Investigators want to know who leaked the name of Valerie Plame, an undercover CIA officer, to syndicated columnist Robert Novak in July. Plame is married to former Ambassador Joseph C. Wilson, who has said he believes his wife's identity was disclosed to discredit his assertions that the Bush administration exaggerated Iraq's nuclear capabilities to build the case for war.

The leaker could be charged with a felony if identified.

The FBI has interviewed more than three dozen Bush administration officials, including political adviser Karl Rove and press secretary Scott McClellan.

The interviews have extended beyond the White House to other government agencies. The Defense and State departments and the CIA itself also are part of the probe.

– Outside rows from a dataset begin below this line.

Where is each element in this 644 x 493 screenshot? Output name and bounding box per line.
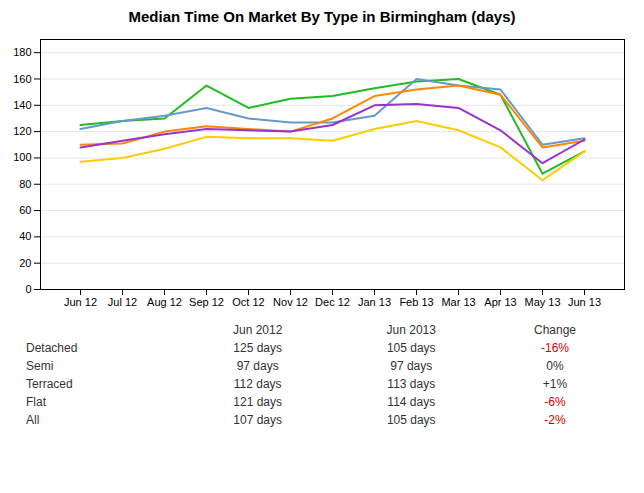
html-text:125 days: 125 days [233,341,282,355]
html-text:Flat: Flat [26,395,46,409]
svg-text:140: 140 [13,99,31,111]
html-text:121 days: 121 days [233,395,282,409]
svg-text:0: 0 [25,283,31,295]
html-text:97 days: 97 days [390,359,433,373]
svg-text:Apr 13: Apr 13 [484,296,516,308]
html-text:All: All [26,413,40,427]
html-text:Semi: Semi [26,359,54,373]
svg-text:Aug 12: Aug 12 [147,296,182,308]
svg-text:Sep 12: Sep 12 [189,296,224,308]
svg-text:Jun 13: Jun 13 [568,296,601,308]
svg-text:80: 80 [19,178,31,190]
html-text:-2%: -2% [544,413,566,427]
html-text:Terraced: Terraced [26,377,73,391]
svg-text:100: 100 [13,151,31,163]
svg-text:Dec 12: Dec 12 [315,296,350,308]
svg-text:120: 120 [13,125,31,137]
html-text:105 days: 105 days [386,413,436,427]
svg-text:180: 180 [13,46,31,58]
html-text:Jun 2013: Jun 2013 [386,323,436,337]
svg-text:Feb 13: Feb 13 [399,296,433,308]
html-text:114 days: 114 days [387,395,436,409]
html-text:Detached: Detached [26,341,78,355]
svg-text:Nov 12: Nov 12 [273,296,308,308]
html-text:107 days: 107 days [233,413,282,427]
svg-text:160: 160 [13,72,31,84]
html-text:Jun 2012: Jun 2012 [233,323,283,337]
html-text:105 days: 105 days [386,341,436,355]
html-text:113 days: 113 days [387,377,436,391]
svg-text:Mar 13: Mar 13 [441,296,475,308]
html-text:-16%: -16% [541,341,569,355]
svg-text:Jun 12: Jun 12 [64,296,97,308]
html-text:Change: Change [534,323,576,337]
svg-text:Jan 13: Jan 13 [358,296,391,308]
html-text:112 days: 112 days [233,377,282,391]
html-text:Median Time On Market By Type: Median Time On Market By Type in Birming… [128,8,516,25]
html-text:97 days: 97 days [236,359,279,373]
svg-text:May 13: May 13 [524,296,560,308]
svg-text:60: 60 [19,204,31,216]
html-text:+1%: +1% [542,377,568,391]
svg-text:Oct 12: Oct 12 [232,296,264,308]
svg-text:40: 40 [19,230,31,242]
html-text:0%: 0% [546,359,564,373]
svg-text:20: 20 [19,257,31,269]
html-text:-6%: -6% [544,395,566,409]
svg-text:Jul 12: Jul 12 [108,296,137,308]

The focus, however, remains on the White House, two law enforcement officials said on condition of anonymity. While the initial, informal interviews have yielded no major breaks, the FBI is satisfied that the dozen agents assigned to the probe are making progress and have not encountered any stalling tactics, the officials said Thursday.

So far, no grand jury subpoenas have been issued, they said.

Wilson said he had no idea why Ashcroft chose to recuse himself now. He speculated that Ashcroft, who has long ties to members of the president's staff, simply wanted to make sure that any findings at the end of the investigation are not tainted by even the suspicion of conflict of interest.

"I would have no idea whether a report has emerged that led him to recuse himself," Wilson said in a telephone interview Tuesday. "I have always said, as some senators have argued, that the administration needed to take a good hard look at this."

He declined to express satisfaction over Ashcroft's recusal.

"It's not a question of whether I'm happy about it," he said. "The crime that was committed was not committed against me or my wife, but against my country. It's the country that's the victim in this."